Objectives: When evaluating the pharmacodynamics of antimicrobials, assumptions are often made relative to their pharmacokinetics. One example of this is applying tissue penetration results of uninfected hosts to those displaying a targeted illness. As tigecycline evolves into a potential treatment option for pneumonia, we determined whether the presence of a lung infection affected the penetration of the drug into the epithelial lining fluid (ELF).
Methods: Single doses of tigecycline 50 and 25 mg/kg were administered to neutropenic ICR mice with or without the presence of an Acinetobacter baumannii lung infection. Serum samples were gathered at 0.5-24 h after tigecycline administration; bronchoalveolar lavage was conducted at 1, 1.5, 4 and 8 h. Tigecycline concentrations were determined by HPLC. Comparisons of ELF penetration in infected and uninfected lungs were based on the ratios of the AUC(0-8) in ELF and the free AUC(0-8) in serum. AUCs were calculated by the trapezoidal rule.

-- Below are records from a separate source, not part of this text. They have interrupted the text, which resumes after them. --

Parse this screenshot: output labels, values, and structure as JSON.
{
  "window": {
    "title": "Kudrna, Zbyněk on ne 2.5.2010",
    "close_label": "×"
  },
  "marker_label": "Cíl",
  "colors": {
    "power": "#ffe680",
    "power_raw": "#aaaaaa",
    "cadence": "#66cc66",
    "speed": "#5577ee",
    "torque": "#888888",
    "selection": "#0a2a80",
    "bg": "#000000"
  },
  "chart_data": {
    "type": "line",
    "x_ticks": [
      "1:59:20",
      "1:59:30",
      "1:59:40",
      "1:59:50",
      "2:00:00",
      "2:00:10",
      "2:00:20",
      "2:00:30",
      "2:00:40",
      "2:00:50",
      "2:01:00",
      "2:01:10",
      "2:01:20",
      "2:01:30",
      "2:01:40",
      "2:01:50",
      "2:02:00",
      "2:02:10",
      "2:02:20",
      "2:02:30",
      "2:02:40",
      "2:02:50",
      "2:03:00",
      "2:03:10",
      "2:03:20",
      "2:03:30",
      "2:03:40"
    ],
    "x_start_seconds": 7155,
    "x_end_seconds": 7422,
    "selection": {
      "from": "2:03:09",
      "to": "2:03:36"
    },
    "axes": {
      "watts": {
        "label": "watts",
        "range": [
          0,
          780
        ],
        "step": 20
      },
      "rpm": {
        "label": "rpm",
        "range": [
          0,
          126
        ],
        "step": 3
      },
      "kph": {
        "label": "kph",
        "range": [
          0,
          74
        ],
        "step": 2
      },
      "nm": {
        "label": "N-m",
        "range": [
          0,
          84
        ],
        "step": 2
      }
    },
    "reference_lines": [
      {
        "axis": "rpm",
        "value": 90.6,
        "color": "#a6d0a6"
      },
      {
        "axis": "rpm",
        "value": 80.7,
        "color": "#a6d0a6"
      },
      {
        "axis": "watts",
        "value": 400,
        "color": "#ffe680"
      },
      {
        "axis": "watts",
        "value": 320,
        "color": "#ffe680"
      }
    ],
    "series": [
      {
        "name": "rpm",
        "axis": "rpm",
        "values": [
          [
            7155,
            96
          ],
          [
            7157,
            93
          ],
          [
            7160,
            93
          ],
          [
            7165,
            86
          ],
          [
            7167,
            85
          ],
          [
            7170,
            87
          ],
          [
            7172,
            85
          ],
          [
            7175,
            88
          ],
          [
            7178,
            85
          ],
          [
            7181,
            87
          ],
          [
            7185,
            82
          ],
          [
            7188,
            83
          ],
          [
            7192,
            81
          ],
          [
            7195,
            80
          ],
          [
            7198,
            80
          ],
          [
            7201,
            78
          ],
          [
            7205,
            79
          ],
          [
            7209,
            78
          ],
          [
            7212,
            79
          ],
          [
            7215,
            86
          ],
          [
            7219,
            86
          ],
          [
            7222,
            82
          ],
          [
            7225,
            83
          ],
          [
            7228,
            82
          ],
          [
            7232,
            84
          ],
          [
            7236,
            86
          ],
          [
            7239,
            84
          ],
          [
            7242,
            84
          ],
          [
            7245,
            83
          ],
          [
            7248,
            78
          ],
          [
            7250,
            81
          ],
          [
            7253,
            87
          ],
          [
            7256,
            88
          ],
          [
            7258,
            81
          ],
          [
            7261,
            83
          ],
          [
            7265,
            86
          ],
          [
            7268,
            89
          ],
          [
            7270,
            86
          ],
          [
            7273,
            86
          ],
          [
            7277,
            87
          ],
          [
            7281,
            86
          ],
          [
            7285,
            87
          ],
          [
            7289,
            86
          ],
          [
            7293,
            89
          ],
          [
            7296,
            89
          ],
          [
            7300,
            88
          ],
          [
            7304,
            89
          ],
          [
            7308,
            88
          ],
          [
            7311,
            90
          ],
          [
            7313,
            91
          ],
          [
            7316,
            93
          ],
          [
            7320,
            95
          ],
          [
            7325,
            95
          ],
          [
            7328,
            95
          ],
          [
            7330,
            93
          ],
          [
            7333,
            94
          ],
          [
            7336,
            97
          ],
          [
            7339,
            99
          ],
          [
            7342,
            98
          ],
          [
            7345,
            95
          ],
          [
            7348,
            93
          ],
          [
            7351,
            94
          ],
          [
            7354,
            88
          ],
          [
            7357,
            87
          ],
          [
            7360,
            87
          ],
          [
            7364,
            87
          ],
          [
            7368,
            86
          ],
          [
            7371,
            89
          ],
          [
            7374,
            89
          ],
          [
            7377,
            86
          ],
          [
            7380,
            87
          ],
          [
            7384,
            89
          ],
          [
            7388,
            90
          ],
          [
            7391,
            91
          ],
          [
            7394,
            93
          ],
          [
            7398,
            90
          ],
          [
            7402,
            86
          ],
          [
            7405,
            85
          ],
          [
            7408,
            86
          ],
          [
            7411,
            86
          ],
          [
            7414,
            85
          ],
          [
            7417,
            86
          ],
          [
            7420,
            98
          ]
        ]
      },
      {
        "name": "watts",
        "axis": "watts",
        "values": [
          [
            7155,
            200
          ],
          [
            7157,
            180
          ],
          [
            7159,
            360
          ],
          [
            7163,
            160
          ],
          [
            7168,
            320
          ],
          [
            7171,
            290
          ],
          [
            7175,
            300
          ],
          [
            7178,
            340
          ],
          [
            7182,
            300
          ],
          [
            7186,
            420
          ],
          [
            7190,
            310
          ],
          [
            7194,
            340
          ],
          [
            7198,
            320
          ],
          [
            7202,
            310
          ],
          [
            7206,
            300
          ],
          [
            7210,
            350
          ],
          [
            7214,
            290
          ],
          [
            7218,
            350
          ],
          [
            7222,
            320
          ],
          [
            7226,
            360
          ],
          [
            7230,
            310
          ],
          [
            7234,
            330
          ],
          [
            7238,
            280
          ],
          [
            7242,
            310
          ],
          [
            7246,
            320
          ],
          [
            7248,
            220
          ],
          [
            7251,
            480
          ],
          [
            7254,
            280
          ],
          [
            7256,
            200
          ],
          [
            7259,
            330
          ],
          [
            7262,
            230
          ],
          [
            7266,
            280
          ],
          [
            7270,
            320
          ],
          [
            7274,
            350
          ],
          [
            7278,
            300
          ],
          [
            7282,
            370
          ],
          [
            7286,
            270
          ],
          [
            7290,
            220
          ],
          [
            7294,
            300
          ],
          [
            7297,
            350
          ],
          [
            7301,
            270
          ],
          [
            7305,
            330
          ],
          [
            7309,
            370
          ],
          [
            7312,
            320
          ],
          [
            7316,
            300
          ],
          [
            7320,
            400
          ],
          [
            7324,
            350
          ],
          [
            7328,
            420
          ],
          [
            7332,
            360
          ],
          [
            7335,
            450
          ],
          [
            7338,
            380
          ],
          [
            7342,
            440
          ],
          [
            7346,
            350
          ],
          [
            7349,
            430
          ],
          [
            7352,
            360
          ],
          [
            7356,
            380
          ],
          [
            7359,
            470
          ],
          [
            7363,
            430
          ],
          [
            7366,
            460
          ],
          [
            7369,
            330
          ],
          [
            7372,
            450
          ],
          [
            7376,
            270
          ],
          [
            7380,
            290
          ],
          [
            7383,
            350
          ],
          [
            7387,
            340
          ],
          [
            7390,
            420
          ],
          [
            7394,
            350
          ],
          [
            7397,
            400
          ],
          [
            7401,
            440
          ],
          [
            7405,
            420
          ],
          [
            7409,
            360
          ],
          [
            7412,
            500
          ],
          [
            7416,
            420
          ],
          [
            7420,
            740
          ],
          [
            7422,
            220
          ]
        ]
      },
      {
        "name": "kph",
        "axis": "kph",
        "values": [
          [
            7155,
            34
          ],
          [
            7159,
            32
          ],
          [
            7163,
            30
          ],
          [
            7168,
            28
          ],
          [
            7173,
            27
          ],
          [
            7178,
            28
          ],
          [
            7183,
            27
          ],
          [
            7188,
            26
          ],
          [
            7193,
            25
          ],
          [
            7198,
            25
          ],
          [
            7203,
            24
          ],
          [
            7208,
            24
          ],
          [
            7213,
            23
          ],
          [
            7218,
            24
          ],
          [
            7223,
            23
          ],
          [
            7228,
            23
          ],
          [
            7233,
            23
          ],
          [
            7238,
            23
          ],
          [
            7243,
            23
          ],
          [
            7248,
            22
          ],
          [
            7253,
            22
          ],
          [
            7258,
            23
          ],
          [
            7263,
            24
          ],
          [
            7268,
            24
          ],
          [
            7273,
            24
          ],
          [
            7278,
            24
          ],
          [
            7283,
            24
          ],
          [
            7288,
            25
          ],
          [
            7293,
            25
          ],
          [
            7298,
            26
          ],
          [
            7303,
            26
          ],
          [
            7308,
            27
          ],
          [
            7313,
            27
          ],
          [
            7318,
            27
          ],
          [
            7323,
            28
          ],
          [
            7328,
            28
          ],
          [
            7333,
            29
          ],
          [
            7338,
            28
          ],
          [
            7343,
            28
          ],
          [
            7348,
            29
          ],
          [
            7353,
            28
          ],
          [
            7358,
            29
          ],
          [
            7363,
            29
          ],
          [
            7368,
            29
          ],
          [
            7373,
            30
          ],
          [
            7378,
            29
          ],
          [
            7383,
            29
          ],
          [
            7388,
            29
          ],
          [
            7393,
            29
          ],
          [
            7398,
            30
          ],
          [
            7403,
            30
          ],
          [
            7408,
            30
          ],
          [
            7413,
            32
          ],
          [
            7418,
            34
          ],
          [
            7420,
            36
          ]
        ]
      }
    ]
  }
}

Results: The group without pulmonary infection displayed an ELF penetration ratio of 8.1 and 6.2 for the 50 and 25 mg/kg doses, respectively. The respective penetration ratios in the infected lungs were 23.3 and 12.9.
Conclusions: While tigecycline exhibits excellent ELF penetration in healthy and infected murine lungs, the presence of infection greatly enhances penetration. Moreover, increased systemic exposures of tigecycline result in greater ELF penetration, regardless of infection status. When future tigecycline clinical trials for the treatment of pneumonia are considered, escalated doses may reap greater than expected benefits towards achieving adequate pharmacodynamic indexes within the lungs.